Cameroun – Grève des transporteurs : la montagne accouche d’une souris

Des camions en stationnement | Photo d'illustration
Des camions en stationnement | Photo d’illustration

L’arrêt des activités annoncé depuis quelques temps n’a pas été observé à Douala.

« Nous avons décidé de ne pas cesser nos activités. Un comité chargé de surveiller les transporteurs qui ne respecteront pas les nouveaux prix de transport sera mis sur pied ». Cette déclaration a été faite à la presse le 30 novembre 2015 à Douala, au terme d’une rencontre organisée par le syndicat national des transporteurs routiers du Cameroun. Une prise de position qui est considérée au sein de l’opinion comme une volte face, puisqu’il y a encore quelques temps, le ton était plutôt radical. En effet les transporteurs routiers émettaient alors un long chapelet de récriminations.

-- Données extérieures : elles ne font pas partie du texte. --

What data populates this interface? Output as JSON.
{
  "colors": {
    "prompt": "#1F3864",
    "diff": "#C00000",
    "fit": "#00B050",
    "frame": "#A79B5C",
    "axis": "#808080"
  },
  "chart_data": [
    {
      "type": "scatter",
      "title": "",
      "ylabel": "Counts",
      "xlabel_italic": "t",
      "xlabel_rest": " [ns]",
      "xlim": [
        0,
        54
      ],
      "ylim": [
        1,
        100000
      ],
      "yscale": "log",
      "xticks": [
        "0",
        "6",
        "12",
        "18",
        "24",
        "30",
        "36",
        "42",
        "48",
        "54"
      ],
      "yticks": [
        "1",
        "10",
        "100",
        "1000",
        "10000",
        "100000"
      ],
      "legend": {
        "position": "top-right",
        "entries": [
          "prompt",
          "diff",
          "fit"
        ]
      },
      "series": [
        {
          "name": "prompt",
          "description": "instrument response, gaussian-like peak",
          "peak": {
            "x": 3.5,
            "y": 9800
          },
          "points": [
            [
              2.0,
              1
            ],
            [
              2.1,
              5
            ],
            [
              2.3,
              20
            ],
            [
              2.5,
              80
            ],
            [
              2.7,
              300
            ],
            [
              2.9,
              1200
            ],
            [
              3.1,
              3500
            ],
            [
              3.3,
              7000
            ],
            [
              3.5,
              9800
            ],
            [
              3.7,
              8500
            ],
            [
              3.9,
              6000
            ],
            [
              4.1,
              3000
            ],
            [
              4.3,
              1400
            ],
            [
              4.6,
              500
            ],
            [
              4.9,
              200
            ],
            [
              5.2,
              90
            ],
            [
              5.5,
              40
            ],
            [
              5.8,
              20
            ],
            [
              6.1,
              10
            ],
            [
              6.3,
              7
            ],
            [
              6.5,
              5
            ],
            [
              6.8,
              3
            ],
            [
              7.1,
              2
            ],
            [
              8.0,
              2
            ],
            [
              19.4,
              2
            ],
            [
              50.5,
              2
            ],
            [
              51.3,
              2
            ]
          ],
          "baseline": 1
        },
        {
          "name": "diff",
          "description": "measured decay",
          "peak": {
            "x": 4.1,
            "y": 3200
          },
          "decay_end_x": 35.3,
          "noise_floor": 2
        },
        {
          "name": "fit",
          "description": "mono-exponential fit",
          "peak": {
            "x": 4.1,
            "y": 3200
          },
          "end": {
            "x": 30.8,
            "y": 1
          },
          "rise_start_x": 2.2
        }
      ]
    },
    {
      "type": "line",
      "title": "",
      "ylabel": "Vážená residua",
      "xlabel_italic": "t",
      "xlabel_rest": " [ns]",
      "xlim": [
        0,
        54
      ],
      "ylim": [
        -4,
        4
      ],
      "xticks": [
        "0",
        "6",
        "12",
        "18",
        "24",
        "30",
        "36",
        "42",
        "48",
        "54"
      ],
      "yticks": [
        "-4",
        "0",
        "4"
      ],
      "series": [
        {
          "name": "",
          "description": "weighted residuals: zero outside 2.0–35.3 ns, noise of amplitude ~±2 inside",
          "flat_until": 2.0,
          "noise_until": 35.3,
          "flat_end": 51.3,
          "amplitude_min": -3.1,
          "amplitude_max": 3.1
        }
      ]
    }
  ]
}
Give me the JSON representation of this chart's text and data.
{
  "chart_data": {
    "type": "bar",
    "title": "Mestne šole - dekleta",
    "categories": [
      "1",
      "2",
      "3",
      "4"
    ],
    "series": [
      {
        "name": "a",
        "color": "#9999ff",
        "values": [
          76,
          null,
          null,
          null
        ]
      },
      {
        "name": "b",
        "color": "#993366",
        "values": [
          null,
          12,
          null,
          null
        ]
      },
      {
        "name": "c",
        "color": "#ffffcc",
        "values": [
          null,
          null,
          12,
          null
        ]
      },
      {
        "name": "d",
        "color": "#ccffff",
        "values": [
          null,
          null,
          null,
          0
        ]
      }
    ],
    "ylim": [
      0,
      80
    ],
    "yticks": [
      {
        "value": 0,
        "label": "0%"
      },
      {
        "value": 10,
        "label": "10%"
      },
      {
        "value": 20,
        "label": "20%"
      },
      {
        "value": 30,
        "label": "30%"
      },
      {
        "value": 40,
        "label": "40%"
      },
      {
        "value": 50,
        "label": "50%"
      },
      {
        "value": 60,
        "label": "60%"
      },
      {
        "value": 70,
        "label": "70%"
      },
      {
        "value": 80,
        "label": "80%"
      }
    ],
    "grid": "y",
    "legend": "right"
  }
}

Il s’agissait notamment de la revalorisation des prix de transport des marchandises en direction de l’hinterland. Les transporteurs qui semblaient très déterminés à garer leurs camions menaçaient de cesser leurs activités si les bailleurs du fret n’appliquent pas les nouveaux taux de transports. Certains transporteurs n’hésitaient d’ailleurs pas de relever le fait que ce travail ne nourrit pas son homme. « Nous sommes très mal payés sur le corridor Douala-Bangui. Les bailleurs de fonds et les transitaires doivent comprendre qu’il est important que la revalorisation des frais de transport se fasse », déclarait un transporteur routier. De l’avis de ce dernier, les problèmes auxquels ils sont confrontés au quotidien dans l’exercice de leur travail sont multiples. Mais parmi ceux qui revenaient le plus souvent dans les discours, l’on évoquait entre autre l’épineux problème de la station de pesage de Nkakanzock sur l’axe lourd Douala-Yaoundé, au niveau d’Edéa. A en croire les transporteurs routiers, les coûts de pesage sont assez onéreux et en plus de cela, ils dénoncent la disparité entre les pesés des camions aux différentes stations de pesage. Du coup, pour bon nombre de transporteurs, il leur est difficile d’entretenir leur engin avec ce qu’ils reçoivent actuellement. « Avec les transitaires, nous avons arrêté une mercuriale des prix qui tarde à être appliqué », a expliqué Oumarou, un transporteur.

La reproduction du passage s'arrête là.